Insights
Insights
February 2011
We asked 14 learned Chiefs from hospitals, health regions, LHINS, CCAC, and a Medical School to tell us what issues Jeff Lozon and Christina Bisanz should address at Breakfast with the Chiefs on Wednesday March 2, 2011.
Here, unedited and in alphabetical order are their responses:
- Any interest in virtual ward type projects?
- Are CCACs making system integration better or worse? And, from the patient’s perspective, is system navigation better or worse?
- Are we putting too many frail elderly into LTC homes rather than using other community options?
- Closures for "infectious outbreaks"
- Do they feel their clients are well served by physicians in LTC?
- For Jeff - given your previous role as a Deputy Minister and your current role as CEO of Revera what are thoughts about the regulatory framework for long term care and residential care?
- Holding beds for clients returning to hospital
- How are the elderly managed through the primary, hospital, home, and long term care network and can this management be improved. Who is responsible for the elderly person and could this be better coordinated.
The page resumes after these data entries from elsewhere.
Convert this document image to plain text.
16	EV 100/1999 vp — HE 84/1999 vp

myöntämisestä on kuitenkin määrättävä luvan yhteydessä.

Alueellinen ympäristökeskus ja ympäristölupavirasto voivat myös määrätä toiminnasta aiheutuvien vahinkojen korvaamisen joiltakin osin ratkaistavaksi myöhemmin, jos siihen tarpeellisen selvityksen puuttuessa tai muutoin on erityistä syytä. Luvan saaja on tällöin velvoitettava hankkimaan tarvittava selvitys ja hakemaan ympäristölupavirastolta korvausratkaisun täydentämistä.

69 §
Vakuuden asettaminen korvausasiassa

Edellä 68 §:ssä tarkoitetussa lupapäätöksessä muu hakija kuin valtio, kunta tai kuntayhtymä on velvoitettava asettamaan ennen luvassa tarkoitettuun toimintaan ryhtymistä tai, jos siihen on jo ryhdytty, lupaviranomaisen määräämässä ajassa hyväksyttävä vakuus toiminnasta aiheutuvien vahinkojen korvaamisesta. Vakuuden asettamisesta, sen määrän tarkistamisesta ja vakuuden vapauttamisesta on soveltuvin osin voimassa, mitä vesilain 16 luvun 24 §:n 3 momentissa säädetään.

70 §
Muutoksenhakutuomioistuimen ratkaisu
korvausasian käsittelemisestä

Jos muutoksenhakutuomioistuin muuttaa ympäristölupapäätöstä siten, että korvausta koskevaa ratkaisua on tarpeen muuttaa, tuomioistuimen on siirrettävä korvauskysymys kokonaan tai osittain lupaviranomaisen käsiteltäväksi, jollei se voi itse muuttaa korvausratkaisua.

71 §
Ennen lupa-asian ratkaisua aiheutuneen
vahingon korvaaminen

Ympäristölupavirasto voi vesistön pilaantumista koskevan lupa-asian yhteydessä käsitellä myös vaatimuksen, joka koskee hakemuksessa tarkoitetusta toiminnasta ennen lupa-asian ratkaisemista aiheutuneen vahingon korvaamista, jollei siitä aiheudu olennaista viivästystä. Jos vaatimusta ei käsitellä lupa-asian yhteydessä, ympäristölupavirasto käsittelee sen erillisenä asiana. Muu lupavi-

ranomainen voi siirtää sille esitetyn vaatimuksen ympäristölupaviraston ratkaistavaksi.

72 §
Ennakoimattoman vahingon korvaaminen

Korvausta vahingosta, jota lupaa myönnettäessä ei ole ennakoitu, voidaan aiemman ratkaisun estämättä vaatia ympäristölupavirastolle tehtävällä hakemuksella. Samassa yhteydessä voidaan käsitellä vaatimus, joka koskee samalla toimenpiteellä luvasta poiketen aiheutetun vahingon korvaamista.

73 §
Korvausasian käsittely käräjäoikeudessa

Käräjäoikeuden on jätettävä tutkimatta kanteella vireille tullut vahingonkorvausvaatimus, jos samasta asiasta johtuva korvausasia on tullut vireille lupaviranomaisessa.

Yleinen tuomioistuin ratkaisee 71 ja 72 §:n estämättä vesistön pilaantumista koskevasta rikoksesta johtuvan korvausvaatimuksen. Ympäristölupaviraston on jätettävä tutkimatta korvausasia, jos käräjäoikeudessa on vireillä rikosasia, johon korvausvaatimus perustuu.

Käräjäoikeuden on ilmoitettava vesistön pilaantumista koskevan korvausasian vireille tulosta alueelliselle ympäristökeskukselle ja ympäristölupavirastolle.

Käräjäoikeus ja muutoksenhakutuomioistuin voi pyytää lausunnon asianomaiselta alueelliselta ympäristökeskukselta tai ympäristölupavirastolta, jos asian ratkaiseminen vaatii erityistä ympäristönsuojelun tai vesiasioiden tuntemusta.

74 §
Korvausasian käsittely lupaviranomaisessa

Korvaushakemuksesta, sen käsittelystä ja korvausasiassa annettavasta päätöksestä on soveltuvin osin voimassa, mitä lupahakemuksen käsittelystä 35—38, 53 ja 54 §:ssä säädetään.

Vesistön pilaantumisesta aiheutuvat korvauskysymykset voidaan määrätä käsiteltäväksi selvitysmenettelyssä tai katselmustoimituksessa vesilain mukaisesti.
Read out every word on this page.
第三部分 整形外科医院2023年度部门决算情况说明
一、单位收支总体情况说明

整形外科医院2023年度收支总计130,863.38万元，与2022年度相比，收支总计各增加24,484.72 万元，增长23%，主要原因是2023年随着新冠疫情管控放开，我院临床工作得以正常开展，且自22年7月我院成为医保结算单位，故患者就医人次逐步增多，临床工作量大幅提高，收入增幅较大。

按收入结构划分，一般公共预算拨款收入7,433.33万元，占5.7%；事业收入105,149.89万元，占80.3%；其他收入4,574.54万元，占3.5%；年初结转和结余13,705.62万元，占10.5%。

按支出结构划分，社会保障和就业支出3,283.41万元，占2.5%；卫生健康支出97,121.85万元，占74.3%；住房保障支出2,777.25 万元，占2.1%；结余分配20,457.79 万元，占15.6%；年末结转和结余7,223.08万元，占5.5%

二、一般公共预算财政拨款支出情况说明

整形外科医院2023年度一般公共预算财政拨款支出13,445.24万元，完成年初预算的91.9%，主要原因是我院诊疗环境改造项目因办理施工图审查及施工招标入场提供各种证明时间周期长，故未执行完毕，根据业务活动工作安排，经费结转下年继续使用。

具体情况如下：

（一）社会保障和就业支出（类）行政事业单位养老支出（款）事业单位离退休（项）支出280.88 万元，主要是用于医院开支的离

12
- How can the long term care sector help to reduce referrals to Emergency Departments – and further, reduce admissions to acute care hospitals?
- How can the long term care sector take a leadership role and help reduce ALC (alternative level of care) in the acute care hospital sector?
- How can we achieve a better system for aging in place?
- How could LTC be better integrated with the primary care system?
- How should we address the [real or perceived] shortage of community-based long term care services / capacity in the wake of the growing proportion of ALC patients in Ontario hospitals?
- I would suggest something perhaps about how hospitals and long term care organizations might better work together to keep people in their own homes.
- Key issue of Flow and intake.
- Maximizing levels of care.
- Medication review.
- Mmm! I think that the big issues are that LTC is not part of the public insurance system; we don't have a clear policy and vision for its role and function; capacity is an issue... and LTC is a crucial part of the continuum of care...a key enabler for patient flow from hospitals etc. So what I would like them to address is:
- Setting priorities…who gets access…i.e. from the community vs. from the hospital
- Should there be changes to the funding / reimbursement models in the system to support your vision of system transformation?
- Supporting end of life care and minimizing use of ER's.
- The difficult patient…e.g. smokers, behavioural disorders
- Thoughts about partnerships
- Week end acceptance
- What is appetite for expansion of ER/LTC collaboration in preventing transfers to ER from LTC (a la TWH project)?
- What is the long term view and vision from the LTC industry as to the optimal role for LTC in the system and changes need to be made to enable that...at a system and policy level. What is the industry doing to effect those changes, what can we do?"
- What is the private / public mix that can best develop and sustain the needs of aging and seniors in Canada? [I recall a statistic that indicated that Canada “puts” more seniors in institutional settings sooner and longer than many jurisdictions]
- What strategies might P3 relationships play within the healthcare system as we seek to provide better care for seniors and/ or chronic disease management?
- Who does the evaluation and are admissions to beds controlled by a central agency with uniform protocols of evaluation.
- You could ask the speakers to look at the continuum of care for the elderly and how the patient moves from the hospital to the home or long term bed when needed.